Depressione risultante da una inferiorità programmata (Parts therapy)

Evento attivante: apprende che il marito molesta i bambini

La depressione di Ruth era stata scatenata dall'apprendere che suo marito abusava sessualmente dei bambini. Lei aveva sofferto da bambina di solitudine, perché non c'erano bambini nei dintorni con cui giocare. Percepiva suo padre come affettuoso, ma irragionevolmente severo. Sentiva di amare suo nonno più di suo padre, sebbene si sentisse in colpa per questo. Il nonno passava molto tempo con lei, che divideva il suo tempo vivendo con i genitori o i nonni. Nella intervista prima dell'induzione, disse che si sentiva come una torta con una fetta mancante. Notate come ho fatto uso di questo durante la seduta.
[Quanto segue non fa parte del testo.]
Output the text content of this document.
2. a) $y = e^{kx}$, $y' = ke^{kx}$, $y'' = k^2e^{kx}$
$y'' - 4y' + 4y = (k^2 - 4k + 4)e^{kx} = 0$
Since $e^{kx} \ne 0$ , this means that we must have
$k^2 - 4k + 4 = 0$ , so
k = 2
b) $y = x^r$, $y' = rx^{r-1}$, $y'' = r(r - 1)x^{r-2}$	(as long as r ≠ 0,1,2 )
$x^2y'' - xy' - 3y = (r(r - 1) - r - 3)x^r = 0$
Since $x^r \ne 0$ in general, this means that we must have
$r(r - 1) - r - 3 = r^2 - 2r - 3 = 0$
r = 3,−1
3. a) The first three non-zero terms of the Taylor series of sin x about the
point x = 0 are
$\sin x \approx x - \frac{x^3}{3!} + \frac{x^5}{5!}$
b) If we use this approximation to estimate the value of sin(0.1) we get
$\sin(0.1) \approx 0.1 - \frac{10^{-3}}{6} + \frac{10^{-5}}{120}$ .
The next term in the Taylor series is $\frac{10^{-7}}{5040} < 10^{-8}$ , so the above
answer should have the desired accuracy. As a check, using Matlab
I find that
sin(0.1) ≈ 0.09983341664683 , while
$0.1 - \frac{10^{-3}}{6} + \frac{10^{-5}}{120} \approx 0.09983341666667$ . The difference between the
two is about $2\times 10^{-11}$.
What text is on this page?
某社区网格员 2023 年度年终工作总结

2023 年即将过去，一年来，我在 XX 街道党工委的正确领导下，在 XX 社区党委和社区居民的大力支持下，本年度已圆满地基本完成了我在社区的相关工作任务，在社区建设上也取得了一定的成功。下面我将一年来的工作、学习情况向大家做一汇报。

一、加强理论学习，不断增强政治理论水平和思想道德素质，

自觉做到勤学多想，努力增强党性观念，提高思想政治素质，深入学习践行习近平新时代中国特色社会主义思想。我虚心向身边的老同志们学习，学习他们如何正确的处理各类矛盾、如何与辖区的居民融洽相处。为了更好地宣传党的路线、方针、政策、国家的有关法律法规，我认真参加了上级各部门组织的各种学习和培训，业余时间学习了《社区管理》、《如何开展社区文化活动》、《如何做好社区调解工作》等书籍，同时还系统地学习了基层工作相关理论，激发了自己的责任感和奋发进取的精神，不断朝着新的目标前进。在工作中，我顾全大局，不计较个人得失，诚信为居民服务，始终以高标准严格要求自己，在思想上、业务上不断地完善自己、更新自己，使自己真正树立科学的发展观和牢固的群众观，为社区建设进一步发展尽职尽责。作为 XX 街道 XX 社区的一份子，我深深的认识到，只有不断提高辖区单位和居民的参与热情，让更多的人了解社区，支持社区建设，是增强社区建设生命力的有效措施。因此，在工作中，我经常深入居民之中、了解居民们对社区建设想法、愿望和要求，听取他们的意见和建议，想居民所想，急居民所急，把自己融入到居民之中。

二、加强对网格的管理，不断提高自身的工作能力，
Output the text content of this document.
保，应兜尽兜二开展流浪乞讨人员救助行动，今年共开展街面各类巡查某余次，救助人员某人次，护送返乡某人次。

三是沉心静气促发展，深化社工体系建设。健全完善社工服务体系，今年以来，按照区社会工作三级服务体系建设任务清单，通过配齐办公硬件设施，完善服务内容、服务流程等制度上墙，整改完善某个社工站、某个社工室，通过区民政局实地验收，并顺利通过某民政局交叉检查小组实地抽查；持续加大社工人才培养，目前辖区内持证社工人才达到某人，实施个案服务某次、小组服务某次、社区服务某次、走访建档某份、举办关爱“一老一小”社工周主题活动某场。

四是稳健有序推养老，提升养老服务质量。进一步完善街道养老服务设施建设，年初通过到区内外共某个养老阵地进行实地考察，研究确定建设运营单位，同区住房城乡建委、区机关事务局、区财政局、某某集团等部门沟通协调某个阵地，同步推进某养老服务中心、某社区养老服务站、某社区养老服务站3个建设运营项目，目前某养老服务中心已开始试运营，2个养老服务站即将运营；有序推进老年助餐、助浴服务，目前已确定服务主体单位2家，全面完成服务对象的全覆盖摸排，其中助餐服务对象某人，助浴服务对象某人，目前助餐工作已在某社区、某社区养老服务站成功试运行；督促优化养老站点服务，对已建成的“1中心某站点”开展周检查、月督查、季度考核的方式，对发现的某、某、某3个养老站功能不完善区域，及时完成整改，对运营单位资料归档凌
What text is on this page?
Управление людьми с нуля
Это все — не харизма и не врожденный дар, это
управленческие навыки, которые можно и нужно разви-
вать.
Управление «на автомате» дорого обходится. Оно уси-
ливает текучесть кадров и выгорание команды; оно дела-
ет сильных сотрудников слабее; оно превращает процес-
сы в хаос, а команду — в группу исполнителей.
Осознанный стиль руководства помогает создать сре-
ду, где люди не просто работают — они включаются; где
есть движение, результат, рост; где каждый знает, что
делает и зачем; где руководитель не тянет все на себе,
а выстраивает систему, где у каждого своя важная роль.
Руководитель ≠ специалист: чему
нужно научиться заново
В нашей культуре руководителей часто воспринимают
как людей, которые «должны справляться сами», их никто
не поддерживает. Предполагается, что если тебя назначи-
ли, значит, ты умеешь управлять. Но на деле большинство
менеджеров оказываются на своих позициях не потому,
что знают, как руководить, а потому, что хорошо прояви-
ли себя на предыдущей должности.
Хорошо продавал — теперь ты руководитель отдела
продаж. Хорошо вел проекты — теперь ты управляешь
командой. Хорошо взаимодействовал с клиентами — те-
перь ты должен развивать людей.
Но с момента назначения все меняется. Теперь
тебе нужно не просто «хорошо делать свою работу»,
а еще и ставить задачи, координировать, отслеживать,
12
Quando Ruth giunse all'età in cui lasciò entrambe le case per vivere nel mondo degli adulti, ebbe la premonizione che suo nonno sarebbe morto prima che potesse rivederlo. Più tardi, quando morì, si sentì colpevole per averlo lasciato e anche per non avere seguito le richieste di perfezionismo di suo padre. Sembrava che avesse preso tutto il peso del mondo sulle sue spalle e incolpava se stessa per tutto quello che andava male. L'estrema solitudine e l'eccessiva colpa la condizionarono ad accettare una colpa parziale per il comportamento deviato del marito e scivolare in una profonda depressione. Due settimane dopo la presente seduta Ruth viaggiò più di quaranta miglia per fornire un resoconto non richiesto alla classe che ora era arrabbiata piuttosto che depressa a causa della condotta di suo marito, e che si sentiva fiduciosa riguardo al suo futuro.

Si noti l'assenza di trattamenti d'urto, idroterapia, farmaci e effetti collaterali in questa procedura. Diciotto studenti e il soggetto stesso possono verificare gli ottimi risultati, e ho un videotape della sessione, della pre-induzione e tutto il resto.

Ruth - depressione, rabbia verso il marito che molesta i bambini

(la terapia inizia dopo una rapida induzione)

T= Tebbets
R= Ruth
U= Ugly
H= Happy

T: mi piacerebbe che tu parlassi di tuo padre. Fai finta adesso, immagina nella tua mente tuo padre seduto di fronte a te, e tu stai parlando con lui. Tuo padre è un uomo molto amabile. Tu lo ami molto, ma lui ha idee ristrette, e si aspetta che tu segua le sue idee perché è tuo padre. Vuole che tu sia una buona figlia; sente che è suo dovere mantenerti buona e pura, e sente che è suo dovere essere la tua guida, dirti quello che devi fare e aspettarsi certi comportamenti da parte tua. Tuttavia, quando sei cresciuta, hai preso coscienza del fatto che alcune delle cose che si aspettava da te erano cose che tu non potevi seguire interamente. In certe circostanze non eri d'accordo con tuo padre, e questo è normale e naturale, perché nessuno ha l'esatto sistema di credenze, ma tu stavi maturando e crescendo, e questo è secondo natura. Si suppone di maturare e crescere, e mentre maturi e cresci, formi il tuo sistema di credenze. E' nella natura delle cose; quando l'uccellino arriva al punto in cui può volare, la madre lo spinge giù dal nido perché è capace di volare da solo. E' naturale e questa è la natura. In una certa misura hai conservato le idee di tuo padre, e hai sentito che avresti dovuto andare avanti con il suo sistema di credenze, anche se non era il tuo.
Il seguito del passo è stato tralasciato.